Nuisance or Problem Dogs
Nuisance or problem dogs are dealt with according to the NSW Companion Animals Act.
If you are having problems because of excessive barking or wandering dogs you can contact Council's Ranger during normal business hours using the contact details below.
Council suggests however that you first approach the owner of the dog, as he or she may not be aware that the nuisance exists. In most cases owners want to do the right thing and will co-operate. If unsuccessful, Council's Ranger will investigate the problem and take appropriate action.

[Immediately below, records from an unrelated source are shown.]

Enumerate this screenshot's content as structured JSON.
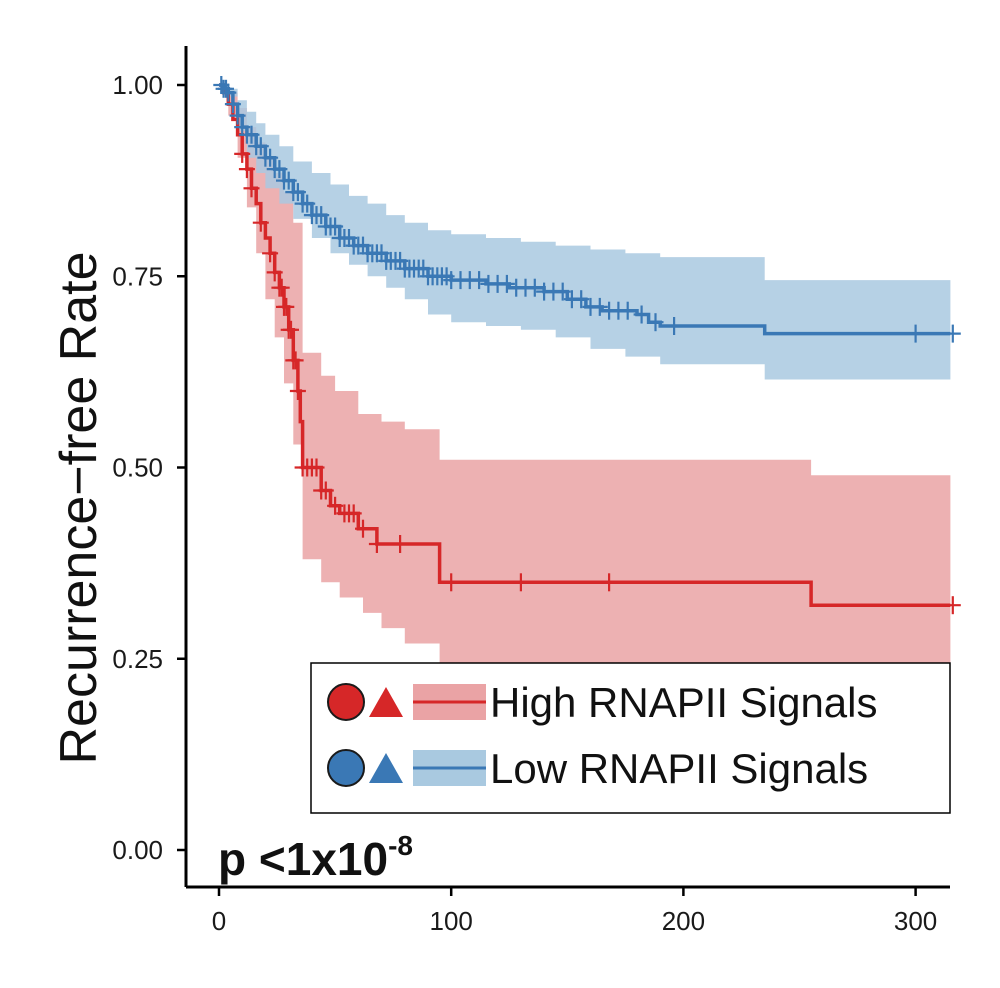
{
  "chart_data": {
    "type": "line",
    "subtype": "kaplan-meier",
    "xlabel": "",
    "ylabel": "Recurrence−free Rate",
    "xlim": [
      -18,
      315
    ],
    "ylim": [
      -0.05,
      1.05
    ],
    "x_ticks": [
      0,
      100,
      200,
      300
    ],
    "x_tick_labels": [
      "0",
      "100",
      "200",
      "300"
    ],
    "y_ticks": [
      0,
      0.25,
      0.5,
      0.75,
      1.0
    ],
    "y_tick_labels": [
      "0.00",
      "0.25",
      "0.50",
      "0.75",
      "1.00"
    ],
    "grid": false,
    "legend_position": "bottom-right",
    "annotation": {
      "prefix": "p <1x10",
      "exponent": "-8"
    },
    "series": [
      {
        "name": "High RNAPII Signals",
        "color": "#d62728",
        "band_color": "#eaa3a5",
        "steps": [
          [
            0,
            1.0
          ],
          [
            2,
            0.99
          ],
          [
            4,
            0.975
          ],
          [
            6,
            0.955
          ],
          [
            8,
            0.935
          ],
          [
            10,
            0.91
          ],
          [
            12,
            0.89
          ],
          [
            14,
            0.865
          ],
          [
            16,
            0.845
          ],
          [
            18,
            0.82
          ],
          [
            20,
            0.8
          ],
          [
            22,
            0.78
          ],
          [
            24,
            0.755
          ],
          [
            26,
            0.735
          ],
          [
            28,
            0.71
          ],
          [
            30,
            0.68
          ],
          [
            32,
            0.64
          ],
          [
            34,
            0.6
          ],
          [
            35,
            0.56
          ],
          [
            36,
            0.5
          ],
          [
            44,
            0.47
          ],
          [
            48,
            0.45
          ],
          [
            52,
            0.44
          ],
          [
            60,
            0.42
          ],
          [
            68,
            0.4
          ],
          [
            95,
            0.35
          ],
          [
            255,
            0.32
          ],
          [
            315,
            0.32
          ]
        ],
        "upper": [
          [
            0,
            1.0
          ],
          [
            4,
            0.99
          ],
          [
            8,
            0.97
          ],
          [
            12,
            0.945
          ],
          [
            16,
            0.925
          ],
          [
            20,
            0.905
          ],
          [
            24,
            0.885
          ],
          [
            28,
            0.86
          ],
          [
            32,
            0.82
          ],
          [
            36,
            0.65
          ],
          [
            44,
            0.62
          ],
          [
            50,
            0.6
          ],
          [
            60,
            0.57
          ],
          [
            70,
            0.56
          ],
          [
            80,
            0.55
          ],
          [
            95,
            0.51
          ],
          [
            255,
            0.49
          ],
          [
            315,
            0.49
          ]
        ],
        "lower": [
          [
            0,
            1.0
          ],
          [
            4,
            0.96
          ],
          [
            8,
            0.905
          ],
          [
            12,
            0.84
          ],
          [
            16,
            0.78
          ],
          [
            20,
            0.72
          ],
          [
            24,
            0.67
          ],
          [
            28,
            0.61
          ],
          [
            32,
            0.53
          ],
          [
            36,
            0.38
          ],
          [
            44,
            0.35
          ],
          [
            52,
            0.33
          ],
          [
            62,
            0.31
          ],
          [
            70,
            0.29
          ],
          [
            80,
            0.27
          ],
          [
            95,
            0.24
          ],
          [
            255,
            0.21
          ],
          [
            315,
            0.21
          ]
        ],
        "censor_x": [
          10,
          12,
          14,
          18,
          22,
          24,
          26,
          27,
          28,
          29,
          30,
          31,
          32,
          33,
          34,
          36,
          38,
          40,
          42,
          44,
          46,
          50,
          54,
          56,
          58,
          62,
          68,
          78,
          100,
          130,
          168,
          316
        ]
      },
      {
        "name": "Low RNAPII Signals",
        "color": "#3a78b5",
        "band_color": "#a9c9e0",
        "steps": [
          [
            0,
            1.0
          ],
          [
            2,
            0.995
          ],
          [
            4,
            0.99
          ],
          [
            6,
            0.975
          ],
          [
            8,
            0.96
          ],
          [
            10,
            0.945
          ],
          [
            12,
            0.935
          ],
          [
            16,
            0.92
          ],
          [
            20,
            0.905
          ],
          [
            24,
            0.89
          ],
          [
            28,
            0.875
          ],
          [
            32,
            0.86
          ],
          [
            36,
            0.845
          ],
          [
            40,
            0.83
          ],
          [
            46,
            0.815
          ],
          [
            52,
            0.8
          ],
          [
            58,
            0.79
          ],
          [
            64,
            0.78
          ],
          [
            72,
            0.77
          ],
          [
            80,
            0.76
          ],
          [
            90,
            0.75
          ],
          [
            100,
            0.745
          ],
          [
            115,
            0.74
          ],
          [
            125,
            0.735
          ],
          [
            140,
            0.73
          ],
          [
            150,
            0.72
          ],
          [
            158,
            0.71
          ],
          [
            165,
            0.705
          ],
          [
            180,
            0.7
          ],
          [
            185,
            0.69
          ],
          [
            190,
            0.685
          ],
          [
            235,
            0.675
          ],
          [
            315,
            0.675
          ]
        ],
        "upper": [
          [
            0,
            1.0
          ],
          [
            4,
            0.995
          ],
          [
            8,
            0.98
          ],
          [
            12,
            0.965
          ],
          [
            16,
            0.95
          ],
          [
            20,
            0.935
          ],
          [
            26,
            0.92
          ],
          [
            32,
            0.9
          ],
          [
            40,
            0.885
          ],
          [
            48,
            0.87
          ],
          [
            56,
            0.855
          ],
          [
            64,
            0.845
          ],
          [
            72,
            0.83
          ],
          [
            80,
            0.82
          ],
          [
            90,
            0.81
          ],
          [
            100,
            0.805
          ],
          [
            115,
            0.8
          ],
          [
            130,
            0.795
          ],
          [
            145,
            0.79
          ],
          [
            160,
            0.785
          ],
          [
            175,
            0.78
          ],
          [
            190,
            0.775
          ],
          [
            235,
            0.745
          ],
          [
            315,
            0.745
          ]
        ],
        "lower": [
          [
            0,
            1.0
          ],
          [
            4,
            0.985
          ],
          [
            8,
            0.94
          ],
          [
            12,
            0.905
          ],
          [
            16,
            0.885
          ],
          [
            20,
            0.865
          ],
          [
            26,
            0.845
          ],
          [
            32,
            0.825
          ],
          [
            40,
            0.8
          ],
          [
            48,
            0.78
          ],
          [
            56,
            0.765
          ],
          [
            64,
            0.75
          ],
          [
            72,
            0.735
          ],
          [
            80,
            0.72
          ],
          [
            90,
            0.7
          ],
          [
            100,
            0.69
          ],
          [
            115,
            0.685
          ],
          [
            130,
            0.68
          ],
          [
            145,
            0.67
          ],
          [
            160,
            0.655
          ],
          [
            175,
            0.645
          ],
          [
            190,
            0.635
          ],
          [
            235,
            0.615
          ],
          [
            315,
            0.615
          ]
        ],
        "censor_x": [
          1,
          2,
          3,
          4,
          6,
          8,
          10,
          12,
          14,
          16,
          18,
          20,
          22,
          24,
          26,
          28,
          30,
          32,
          34,
          36,
          38,
          40,
          42,
          44,
          46,
          48,
          50,
          52,
          54,
          56,
          58,
          60,
          62,
          64,
          66,
          68,
          70,
          72,
          74,
          76,
          78,
          80,
          82,
          84,
          86,
          88,
          90,
          92,
          94,
          96,
          98,
          100,
          104,
          108,
          112,
          116,
          120,
          124,
          128,
          132,
          136,
          140,
          144,
          148,
          152,
          156,
          160,
          164,
          168,
          172,
          176,
          182,
          188,
          196,
          300,
          316
        ]
      }
    ]
  }
}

Dogs bark for a number of reasons, however regardless of the cause, it results in a nuisance to the neighbours and usually has a serious effect on the quality of life for those affected, that is the comfort ofpeople living in the vicinity of the dog. Barking is one of the ways in which a dog communicates. In some instances, constant barking may indicate a problem with a dogs health or happiness.

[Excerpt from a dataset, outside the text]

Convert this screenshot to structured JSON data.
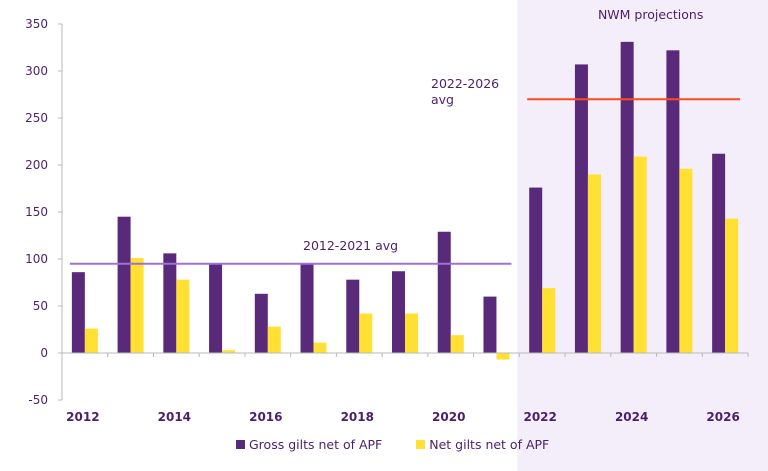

If your dog is a constant barker, you should consult your local vet.
Exercise alone will not stop a dog from barking, but it may provide an active release for its energy. Obedience training also allows the opportunity of socialisation with other dogs and people, which is an important element in a dog's life.
What is a Nuisance Dog?
A nuisance dog is one that:
- is habitually at large (i.e. roaming); or
- makes a noise, by barking, etc, that persistently occurs or continues to such a degree or extent that it unreasonably interferes with the peace, comfort or convenience of any person in any other premises; or
- repeatedly defecates on property outside the property on which it is ordinarily kept; or
- repeatedly runs at or chases any person, animal (other than vermin) or vehicle; or
- endangers the health of any person or animal (other than vermin); or
- repeatedly causes substantial damage to anything outside the property on which it is ordinarily kept.
What can Council do about Nuisance Dogs?
If the Council's Ranger or other authorised officer/s of Council is satisfied that a dog is a nuisance, the officer can issue an order to the owner of the dog requiring the owner to prevent the behaviour that is alleged to constitute the nuisance. For this to occur incidents must be reported to the Council by the person who believes a dog is a nuisance as soon as possible so that it may be investigated. A report will not necessarily result in an order being issued, as additional evidence over a period of time may be required to demonstrate the nuisance is not a one-off occurrence. Failure to comply with an order may result in fines and/or summons to court.